逆宇宙变化而动
冯友兰在区分道家和道教时说:
宋明道学家,常将道家与道教相混。实则二者中间,分别甚大,道家一物我,齐死生,其至人的境界是天地境界。道教讲修炼的方法,以求长生为目的,欲使修炼底人维持自己的“形”,使之不老,或维持自己的“神”,使之不散。道教所注意者,是“我”的继续存在,其人的境界是功利境界。道教承认,有生者有死,生死是一种自然底程序。但以为,他们有一种“逆天”的方法,可以阻止或改变这种程序。他们可以说是有一种“战胜自然”的精神。[45]
万物在生长的同时不可避免地走向死亡,这是生命运行的常规态势,即顺生变化观,也就是《道德经》所说“道生一,一生二,二生三,三生万物”,由生入死,顺宇宙生成而化。除顺生变化观外,道教尚有其逆生变化观,指修道者沿着与万物化生相反的途径,通过一系列逆向修行,返回最初的出处“道”。逆生理论认为“万物含三,三归二,二归一”,[46]人若欲求长生不死就必须逆生而行,回复到本初的道,获得与“道”长存的永恒,即由死入生。如果说儒家的时间观是一种由过去、现在、未来所连接的直线时间,[47]则道家的时间观则是要复归于从前,希望时间能够倒流。《老子》中的“能婴儿乎”(10章)、“复归于婴儿”(28章)、“比于赤子”(55章)反映了希望回归生命起点的愿望。在道家看来,人不应抗拒自然,而是顺应自然,取得和谐。
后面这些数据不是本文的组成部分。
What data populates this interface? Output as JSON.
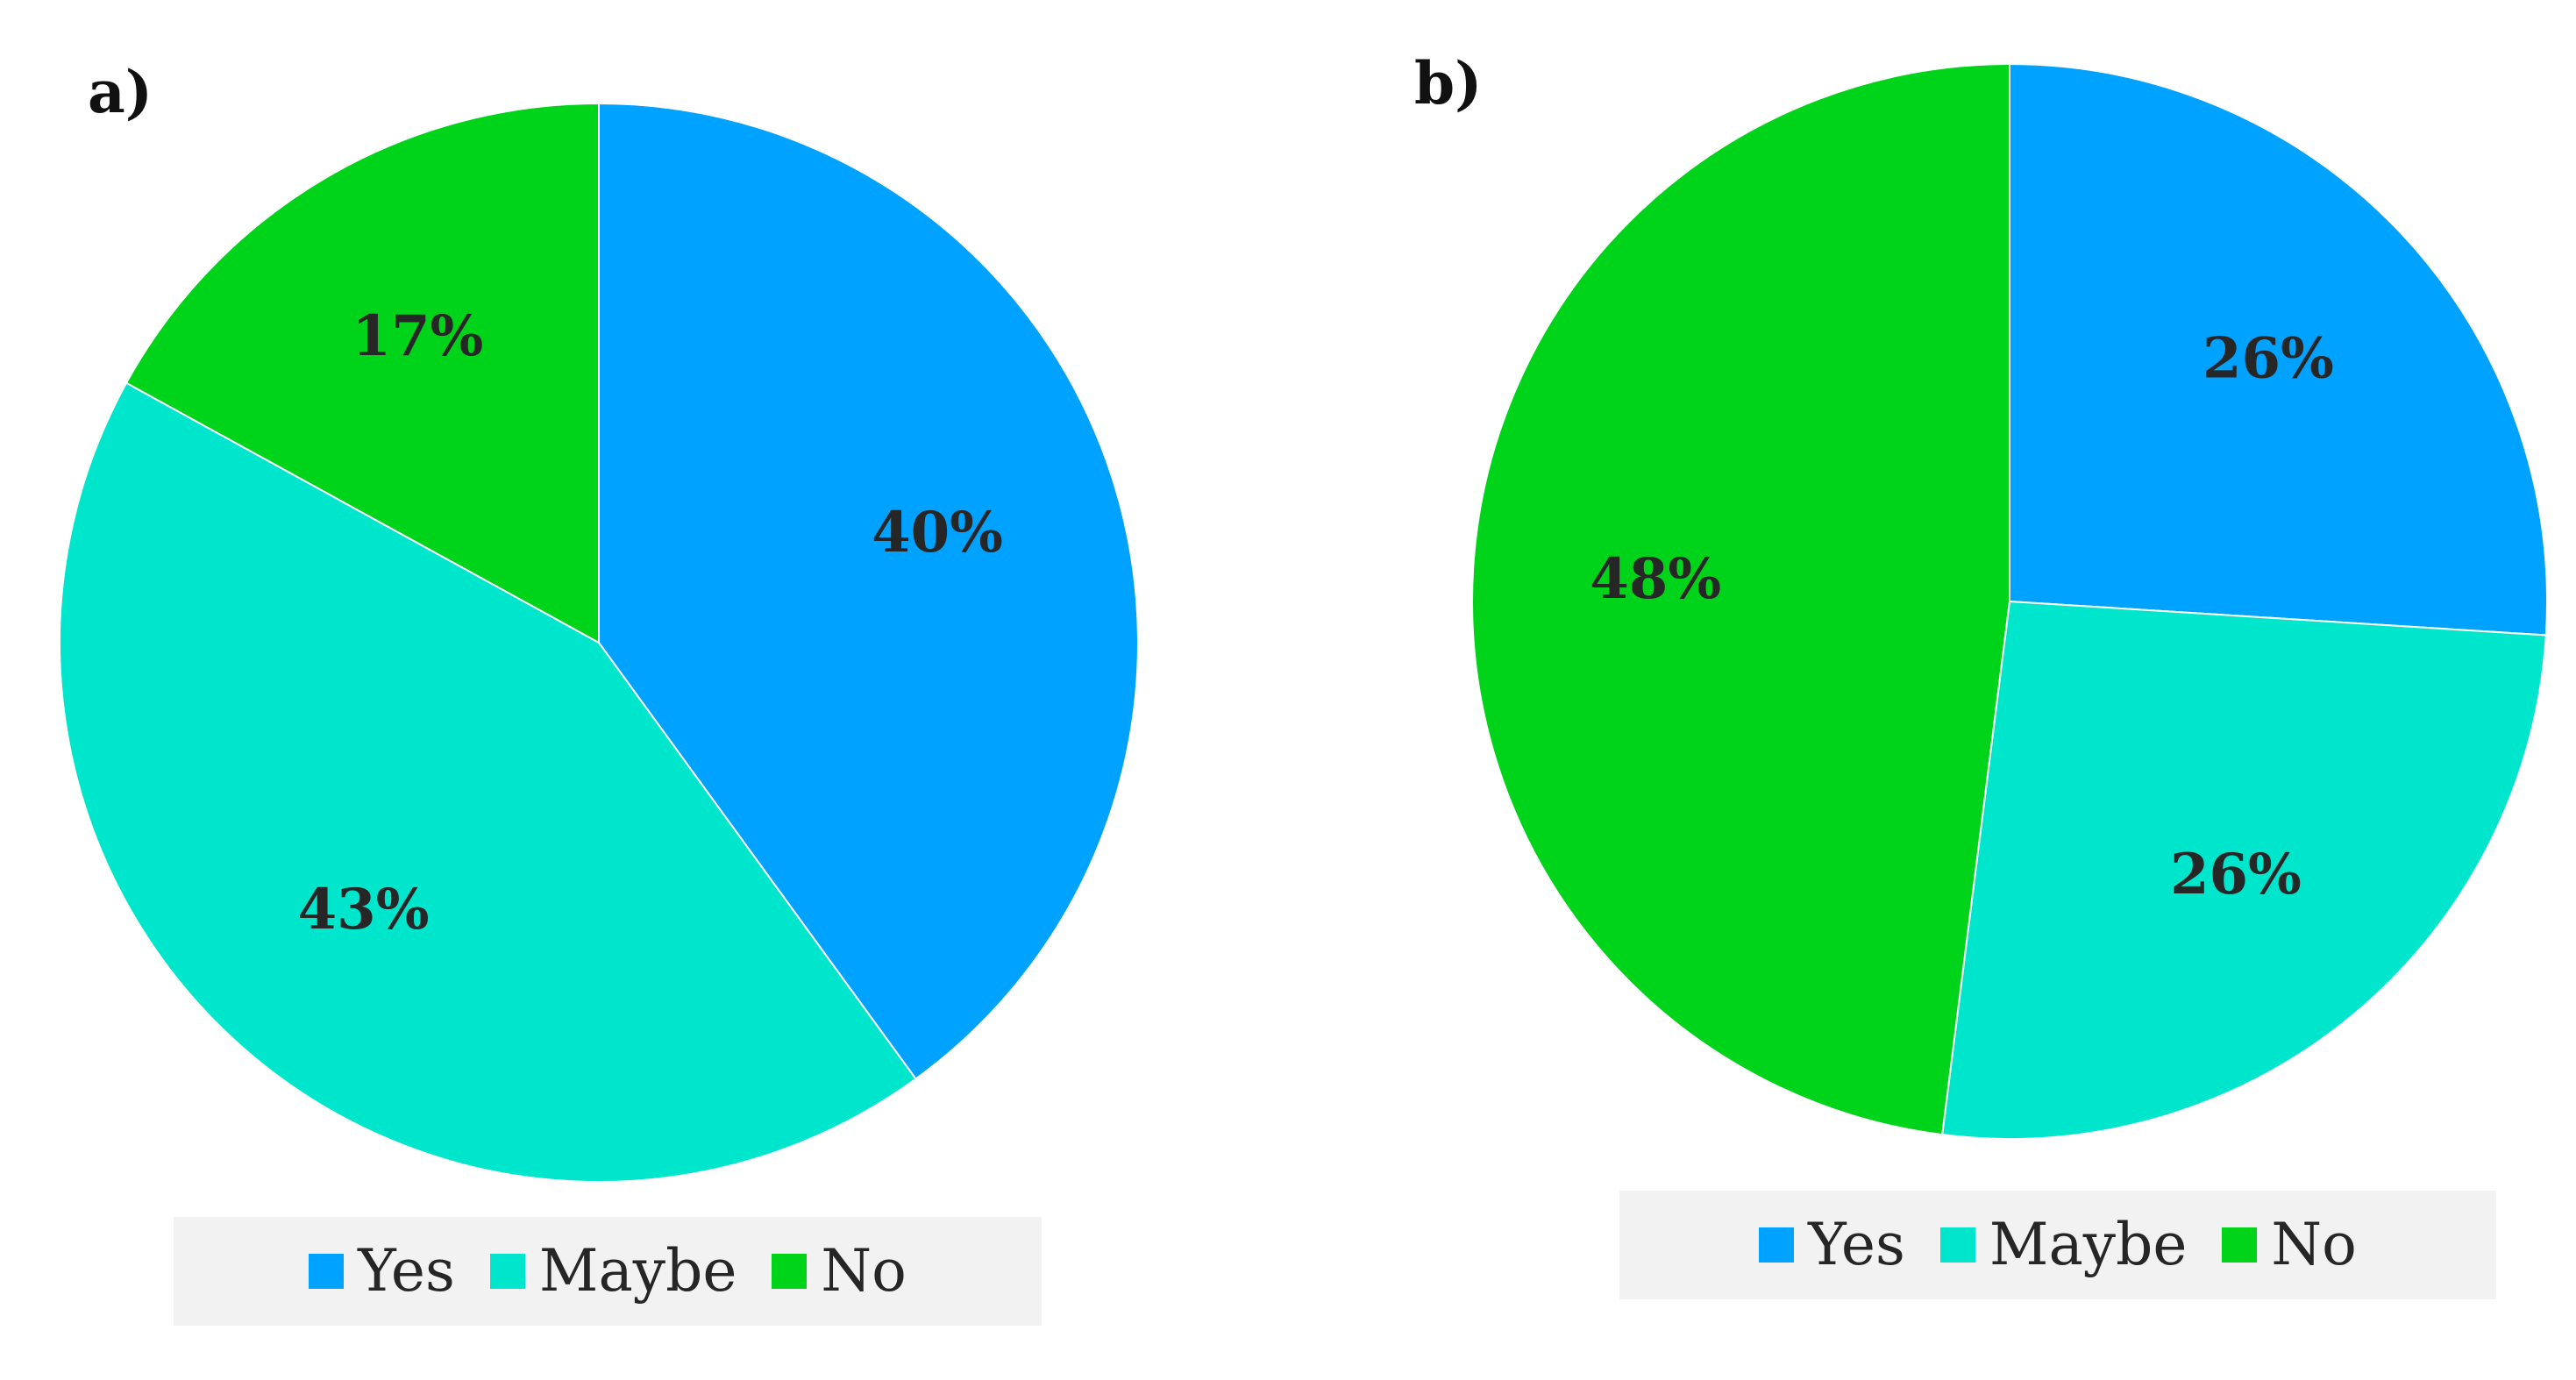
{
  "chart_data": [
    {
      "type": "pie",
      "panel_label": "a)",
      "categories": [
        "Yes",
        "Maybe",
        "No"
      ],
      "values": [
        40,
        43,
        17
      ],
      "value_labels": [
        "40%",
        "43%",
        "17%"
      ],
      "colors": [
        "#00a2ff",
        "#00e6cd",
        "#00d41a"
      ],
      "legend": {
        "position": "bottom",
        "entries": [
          "Yes",
          "Maybe",
          "No"
        ]
      }
    },
    {
      "type": "pie",
      "panel_label": "b)",
      "categories": [
        "Yes",
        "Maybe",
        "No"
      ],
      "values": [
        26,
        26,
        48
      ],
      "value_labels": [
        "26%",
        "26%",
        "48%"
      ],
      "colors": [
        "#00a2ff",
        "#00e6cd",
        "#00d41a"
      ],
      "legend": {
        "position": "bottom",
        "entries": [
          "Yes",
          "Maybe",
          "No"
        ]
      }
    }
  ]
}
由于时间可以改变世间万物,使人由生到死,使万物由荣到枯,于是征服或逃避时间的控制就成为人类的渴望,他们幻想可以到达一个没有时间控制或时间过得极慢的世界,这样,天界与人间就会出现一个“时间差”。小南一郎认为,神仙世界的时间结构与现实世界不同,在前者那里,时间的进展较现世为缓,而其迟缓的比例似乎又没有一定。[48]所以神仙世界与人间的时间并不是一比一等比例存在的,一天或被当成现实的一年,如《神仙传》中的壶公,或一天被当作一百年,如《神仙传》卷六所载的吕文敬。
对修道之人来说,山中之洞与天界极为相似。山洞是外部宇宙的一个具体而微的等比例缩小物,它的内部自成一个时空世界,依自己的规律和节奏运行,道士的炼丹炉与之十分相似。《述异记》载:
信安郡石室山,晋时樵者王质伐木至,见童子数人,棋而歌,质因听之。童子一以物与质,如枣核,质含之,不觉饥。俄顷,童子曰:“何不去?”质起视,斧柯尽烂。既归,无复时人。[49]
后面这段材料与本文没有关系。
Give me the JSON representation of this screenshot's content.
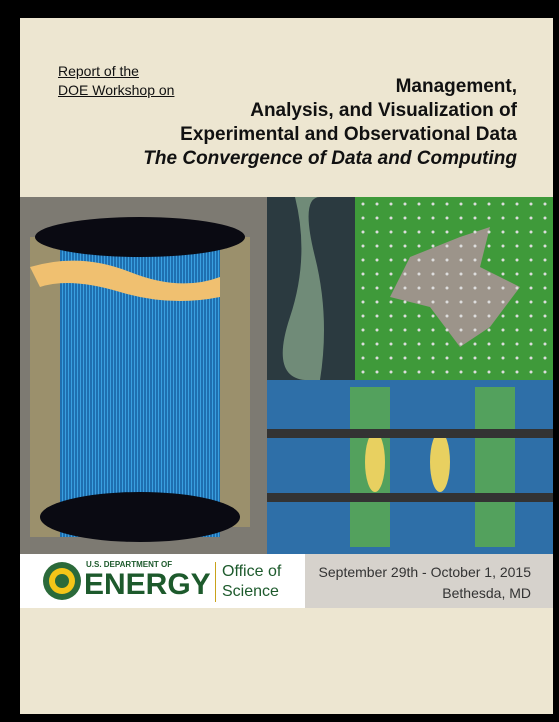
{
  "header": {
    "report_line1": "Report of the",
    "report_line2": "DOE Workshop on",
    "title_lines": [
      "Management,",
      "Analysis, and Visualization of",
      "Experimental and Observational Data"
    ],
    "subtitle": "The Convergence of Data and Computing"
  },
  "footer": {
    "department": "U.S. DEPARTMENT OF",
    "energy": "ENERGY",
    "office_line1": "Office of",
    "office_line2": "Science",
    "dates": "September 29th - October 1, 2015",
    "location": "Bethesda, MD"
  }
}
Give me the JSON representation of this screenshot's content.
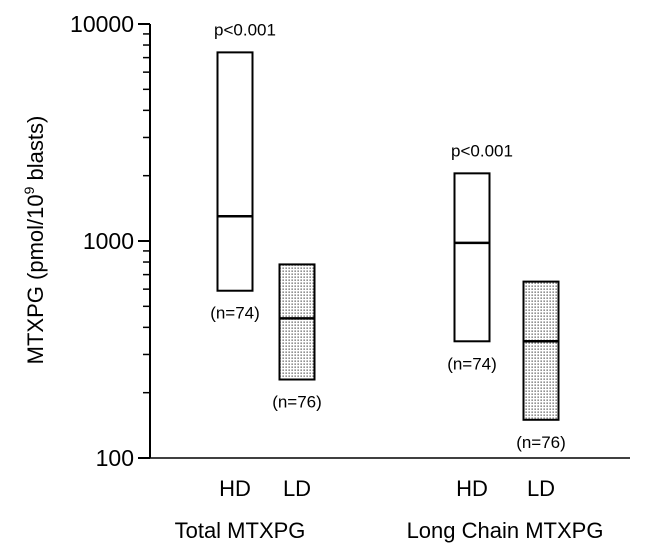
{
  "chart_data": {
    "type": "box",
    "ylabel_main": "MTXPG (pmol/10",
    "ylabel_sup": "9",
    "ylabel_tail": " blasts)",
    "yscale": "log",
    "ylim": [
      100,
      10000
    ],
    "yticks_major": [
      {
        "value": 100,
        "label": "100"
      },
      {
        "value": 1000,
        "label": "1000"
      },
      {
        "value": 10000,
        "label": "10000"
      }
    ],
    "yticks_minor": [
      200,
      300,
      400,
      500,
      600,
      700,
      800,
      900,
      2000,
      3000,
      4000,
      5000,
      6000,
      7000,
      8000,
      9000
    ],
    "groups": [
      {
        "label": "Total MTXPG",
        "p_value": "p<0.001",
        "boxes": [
          {
            "category": "HD",
            "low": 590,
            "median": 1300,
            "high": 7400,
            "n_label": "(n=74)",
            "shaded": false
          },
          {
            "category": "LD",
            "low": 230,
            "median": 440,
            "high": 780,
            "n_label": "(n=76)",
            "shaded": true
          }
        ]
      },
      {
        "label": "Long Chain MTXPG",
        "p_value": "p<0.001",
        "boxes": [
          {
            "category": "HD",
            "low": 345,
            "median": 980,
            "high": 2050,
            "n_label": "(n=74)",
            "shaded": false
          },
          {
            "category": "LD",
            "low": 150,
            "median": 345,
            "high": 650,
            "n_label": "(n=76)",
            "shaded": true
          }
        ]
      }
    ],
    "grid": false,
    "legend": "none"
  }
}
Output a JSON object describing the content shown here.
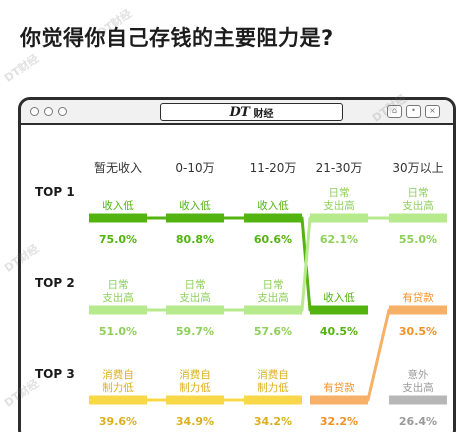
{
  "title": "你觉得你自己存钱的主要阻力是?",
  "window": {
    "logo": "DT",
    "brand": "财经"
  },
  "watermark": "DT财经",
  "colors": {
    "green": "#53b411",
    "light_green": "#b7ea8d",
    "light_green_text": "#8ed05a",
    "yellow": "#f8d848",
    "yellow_text": "#dcb01d",
    "orange": "#f6b068",
    "orange_text": "#f09226",
    "gray": "#b7b7b7",
    "gray_text": "#9a9a9a"
  },
  "chart_data": {
    "type": "table",
    "columns": [
      "暂无收入",
      "0-10万",
      "11-20万",
      "21-30万",
      "30万以上"
    ],
    "rows": [
      "TOP 1",
      "TOP 2",
      "TOP 3"
    ],
    "cells": [
      [
        {
          "label": "收入低",
          "value": "75.0%",
          "category": "income"
        },
        {
          "label": "日常支出高",
          "value": "51.0%",
          "category": "spend"
        },
        {
          "label": "消费自制力低",
          "value": "39.6%",
          "category": "control"
        }
      ],
      [
        {
          "label": "收入低",
          "value": "80.8%",
          "category": "income"
        },
        {
          "label": "日常支出高",
          "value": "59.7%",
          "category": "spend"
        },
        {
          "label": "消费自制力低",
          "value": "34.9%",
          "category": "control"
        }
      ],
      [
        {
          "label": "收入低",
          "value": "60.6%",
          "category": "income"
        },
        {
          "label": "日常支出高",
          "value": "57.6%",
          "category": "spend"
        },
        {
          "label": "消费自制力低",
          "value": "34.2%",
          "category": "control"
        }
      ],
      [
        {
          "label": "日常支出高",
          "value": "62.1%",
          "category": "spend"
        },
        {
          "label": "收入低",
          "value": "40.5%",
          "category": "income"
        },
        {
          "label": "有贷款",
          "value": "32.2%",
          "category": "loan"
        }
      ],
      [
        {
          "label": "日常支出高",
          "value": "55.0%",
          "category": "spend"
        },
        {
          "label": "有贷款",
          "value": "30.5%",
          "category": "loan"
        },
        {
          "label": "意外支出高",
          "value": "26.4%",
          "category": "accident"
        }
      ]
    ]
  }
}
可见,洞天世界有自己的时间节律,自然界的变化以加速度的方式再现,也就是说,洞天世界的时间流速要比人间慢上许多,那里的时间运行与人间不同,“天上方一日,人间已千年”和“山中无甲子”的说法证明仙乡的刹那就是人间的万劫,烂柯山故事以特殊方式表明了“仙乡时间的超自然的经过”。[50]
时间问题的产生源自于仙人不死的古代神话信仰,凡人在几十年中衰老并死亡,而仙人却可以摆脱凡间的时间控制从而到达另一个绝对而且无限的自由空间去。[51]仙界与凡间的时差构建了“神圣”和“世俗”两种空间。在这里,“俗”指日常生活秩序,指现实时间,而“圣”则指超越现实时间的神话时间。神圣与世俗之间的界限一旦被人们打破,神圣的过程就会自然中止,人也就无法享受时间的恩惠。因此时间差与神圣的空间同时存在,二者是相辅相成的关系。王质回到凡间时发现世上一切已与他去往深山时大不相同,从他回家之时起,他的时间流速又重新回到了从前,面临着加速进行的态势。因之,洞天是具有完全不同于凡人经验的特殊时空系统,它随时可以按照神仙的意志发生时空伸缩变化。[52]这正是两汉魏晋时人醉心于寻觅山中洞室、以为修道之“仙馆”的根本动机。
对于急于成仙的凡人来说,除了去仙界享受“时间差”而成为神仙或暂时与神仙为侣外,另一种延长生命的方法则是进入神圣的容器。由于人们相信死后可以进入另一个世界,墓室是他们死后进行修炼的所在,因此,墓葬由于形制上的关系成为人们死后的洞天。“由于墓葬实为在地下建造的秘穴,不难想象洞天的观念很容易和墓葬发生关系。在更深的意义上,洞天和墓葬通过同一个想象互相联系:这两个地方虽然都位于此岸世界,却都在想象中从属于彼岸世界的特殊时空秩序。”[53]通过墓室内特定器物的转换作用,门内的空间就成为道教的洞天,即通向不朽世界的神奇入口。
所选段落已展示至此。